His solo show Fluffing for Beginners appeared at Dixon Place in 2017. In the same year, he created Harry Clarke—the story of a Midwesterner reinventing himself as a British libertine—as a co-production between New York's Vineyard Theatre and Audible, with Audible also releasing an audiobook of the play; both the stage production and the audiobook were performed by Billy Crudup, a rare case of Cale writing monologue work for another actor. The audiobook also features Cale performing Lillian. Harry Clarke won a Lucille Lortel Award for Outstanding Solo Show.

Cale premiered We're Only Alive for a Short Amount of Time at the Goodman in 2018. He described it as his most directly autobiographical work, depicting his childhood in Luton, and said that he had avoided writing about these experiences earlier because "I didn't want people to feel sorry for me." The Chicago Tribune wrote that Cale "has been working his whole life toward this one show" and called it "deeply personal, indisputably courageous, frequently shocking and deeply moving".

Also in 2018, Cale and musician Matthew Dean Marsh began performing sketches and songs together at New York's Pangea Restaurant under the title More Songs for Charming Strangers, intending to continue this as a "monthly concert residency."

== Other acting work ==
As a stage actor, when not performing in his own plays, Cale has mostly worked in New York City. He appeared in Curtains, which received a 1996 Obie Award for the entire acting ensemble.

Cale's first screen role was in Woody Allen's Radio Days in 1987. He has since appeared in more than 20 films, as well as TV roles, including Ed Harris' 2000 biopic Pollock and James Gray's 2008 romantic drama Two Lovers.
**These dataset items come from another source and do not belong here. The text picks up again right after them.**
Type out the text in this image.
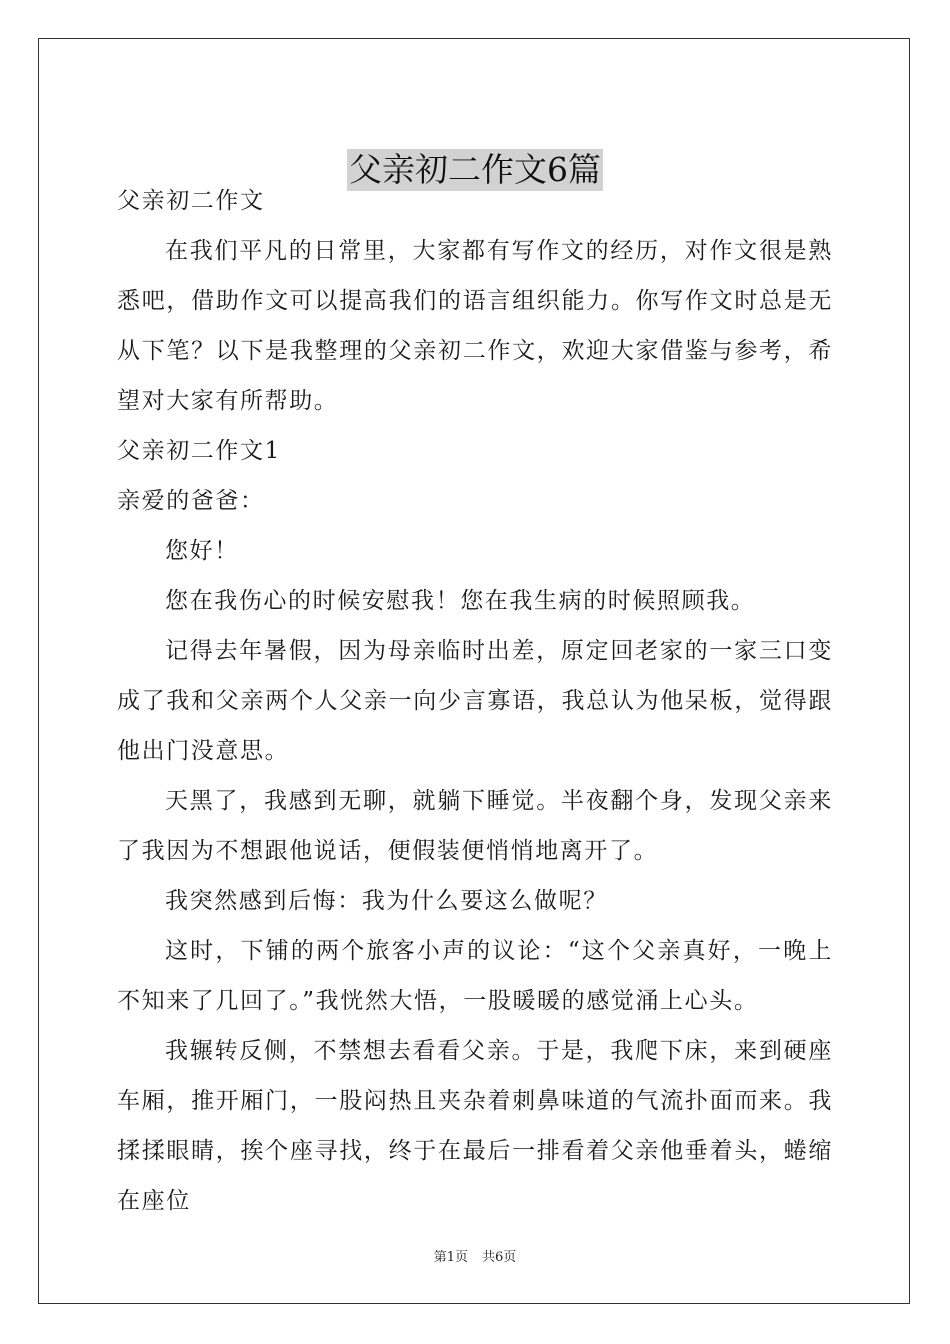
父亲初二作文6篇

父亲初二作文

在我们平凡的日常里，大家都有写作文的经历，对作文很是熟悉吧，借助作文可以提高我们的语言组织能力。你写作文时总是无从下笔？以下是我整理的父亲初二作文，欢迎大家借鉴与参考，希望对大家有所帮助。

父亲初二作文1

亲爱的爸爸：

您好！

您在我伤心的时候安慰我！您在我生病的时候照顾我。

记得去年暑假，因为母亲临时出差，原定回老家的一家三口变成了我和父亲两个人父亲一向少言寡语，我总认为他呆板，觉得跟他出门没意思。

天黑了，我感到无聊，就躺下睡觉。半夜翻个身，发现父亲来了我因为不想跟他说话，便假装便悄悄地离开了。

我突然感到后悔：我为什么要这么做呢？

这时，下铺的两个旅客小声的议论：“这个父亲真好，一晚上不知来了几回了。”我恍然大悟，一股暖暖的感觉涌上心头。

我辗转反侧，不禁想去看看父亲。于是，我爬下床，来到硬座车厢，推开厢门，一股闷热且夹杂着刺鼻味道的气流扑面而来。我揉揉眼睛，挨个座寻找，终于在最后一排看着父亲他垂着头，蜷缩在座位

第1页 共6页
He played John Hocknell in The Testament of Ann Lee (2025).

== Songwriter ==
Cale's original songs have been recorded by several musicians including The Jazz Passengers, Debbie Harry, and Syd Straw.

== Plays ==
- The Redthroats (1986, PS 122: New York)
- Smooch Music (1989, The Kitchen: New York)
- Deep in a Dream of You (1991, Goodman Theater: Chicago)
- Somebody Else's House (1993, Goodman Theater: Chicago; presented earlier as a "workshop" at Sushi Performance Art Gallery, San Diego)
- Lillian (1997, Goodman Theater: Chicago)
- Betwixt (2000, Theater at St. Clement's: New York)
- A Likely Story (2004, Lion Theater: New York)
- Floyd and Clea Under the Western Sky (2005, Goodman Theater: Chicago)
- The Blue Album, with Dael Orlandersmith (2007, Long Wharf Theatre: New Haven)
- Palomino (2010, Kansas City Repertory Theatre)
- The History of Kisses (2011, Studio Theatre: Washington, D.C.)
- Fluffing for Beginners (2017, Dixon Place: New York)
- Harry Clarke (2017, Vineyard Theatre: New York)
- We're Only Alive for a Short Amount of Time (2018, Goodman Theater: Chicago; 2019, The Public Theater: New York)
- Sandra (2022, Vineyard Theatre: New York)
- The Unknown (2026, Studio Seaview: New York)

== Publications ==
- The Redthroats. Vintage Books, 1989. ISBN 0679739610. Contains two plays: The Redthroats and Smooch Music.
- Shows. NoPassport Press, 2016 (available via Lulu.com). ISBN 9781329846500. Contains four plays: Deep in a Dream of You, Lillian, Palomino, and The History of Kisses.
- Harry Clarke: with Bonus Performance: Lillian (audiobook). Audible Studios, 2018. . Harry Clarke performed by Billy Crudup, Lillian performed by David Cale.